Occupy Not

Sharpshooter, with weapon trained, atop a SWAT vehicle, Ferguson, MO, August 13, 2014.
Licensed under the Creative Commons Attribution 2.0 Generic license. Author: Jamelle Bouie.

The Occupy Movement has been a courageous grassroots effort both in the US and around the world to resist the:

  • degradation of democracy,
  • destruction of human rights,
  • strengthening of oligarchies,
  • creeping infiltration of daily life by military industrial complexes powered by the international financial community, and
  • the disregard and exploitation of most of the world by the 1%.

Right on, Occupiers—including the Occupation Democracy group recently camped out in Trafalgar Square in London!

Occupying for democracy, peace, and justice, even in what are supposed to be the world’s leading democracies, has become a very risky business because of the other form of occupation taking place—military occupation, the insidious product of the militarization of the police.

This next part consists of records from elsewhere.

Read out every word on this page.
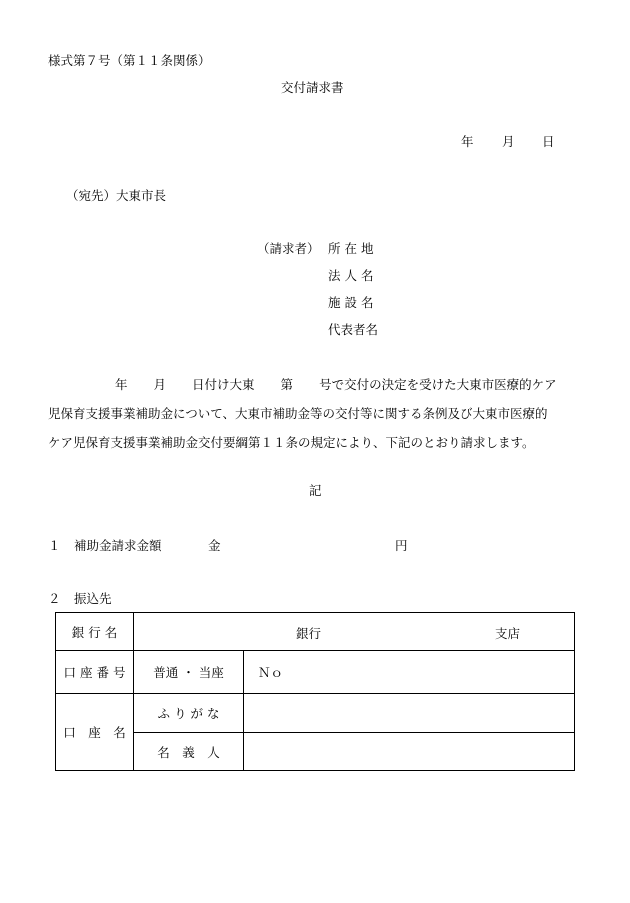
様式第７号（第１１条関係）
交付請求書
年 月 日
（宛先）大東市長
（請求者） 所 在 地
法 人 名
施 設 名
代表者名
年 月 日付け大東 第 号で交付の決定を受けた大東市医療的ケア
児保育支援事業補助金について、大東市補助金等の交付等に関する条例及び大東市医療的
ケア児保育支援事業補助金交付要綱第１１条の規定により、下記のとおり請求します。
記
１ 補助金請求金額	金	円
２ 振込先
銀 行 名	銀行 支店	

口 座 番 号	普通 ・ 当座	Ｎｏ
口　座　名	ふ り が な	
	名　義　人	
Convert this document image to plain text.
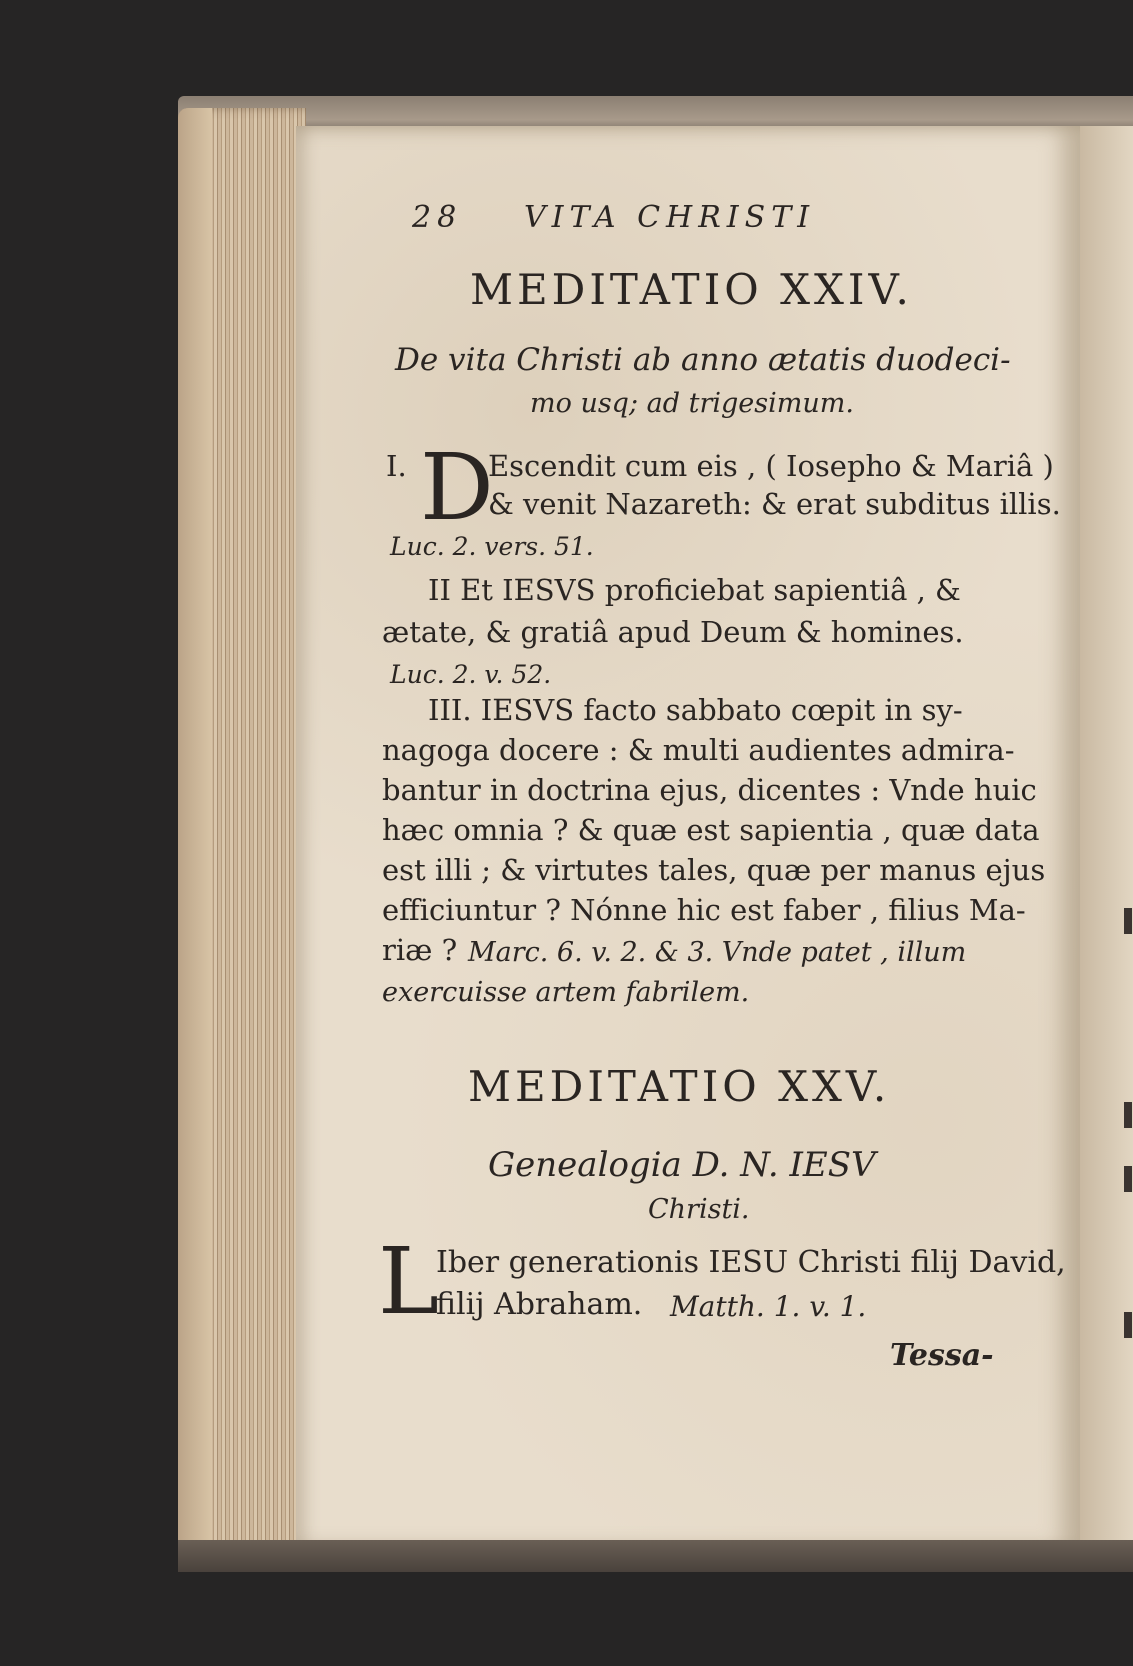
28 VITA CHRISTI
MEDITATIO XXIV.
De vita Christi ab anno ætatis duodeci-
mo usq; ad trigesimum.
I. D
Escendit cum eis , ( Iosepho & Mariâ )
& venit Nazareth: & erat subditus illis.
Luc. 2. vers. 51.
II Et IESVS proficiebat sapientiâ , &
ætate, & gratiâ apud Deum & homines.
Luc. 2. v. 52.
III. IESVS facto sabbato cœpit in sy-
nagoga docere : & multi audientes admira-
bantur in doctrina ejus, dicentes : Vnde huic
hæc omnia ? & quæ est sapientia , quæ data
est illi ; & virtutes tales, quæ per manus ejus
efficiuntur ? Nónne hic est faber , filius Ma-
riæ ? Marc. 6. v. 2. & 3. Vnde patet , illum
exercuisse artem fabrilem.
MEDITATIO XXV.
Genealogia D. N. IESV
Christi.
L
Iber generationis IESU Christi filij David,
filij Abraham. Matth. 1. v. 1.
Tessa-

The armed soldier—whoops, I mean the armed police officer—in today’s photo above was on duty in Feguson, MO, last August in a Special Weapons and Tactics (SWAT) vehicle, increasingly used along with military-style weapons in operations considered high risk and beyond the capabilities of regular, uniformed police, who apparently cannot handle pro-democracy protesters, including college professors such as Cornell West.

“Hands up! Don’t shoot!” signs displayed at Ferguson protests, August 14, 2014.
Licensed under the Creative Commons Attribution 2.0 Generic license. Author: Jamelle Bouie.

A recent article in the Daily Kos tells us that since 2006,

police departments have acquired 435 armored vehicles, 533 planes, 93,763 machine guns, and 432 mine-resistant armored trucks- $4.3 billion worth of equipment.” Ask yourself both who is being threatened by all this weaponry and who profits from those purchases.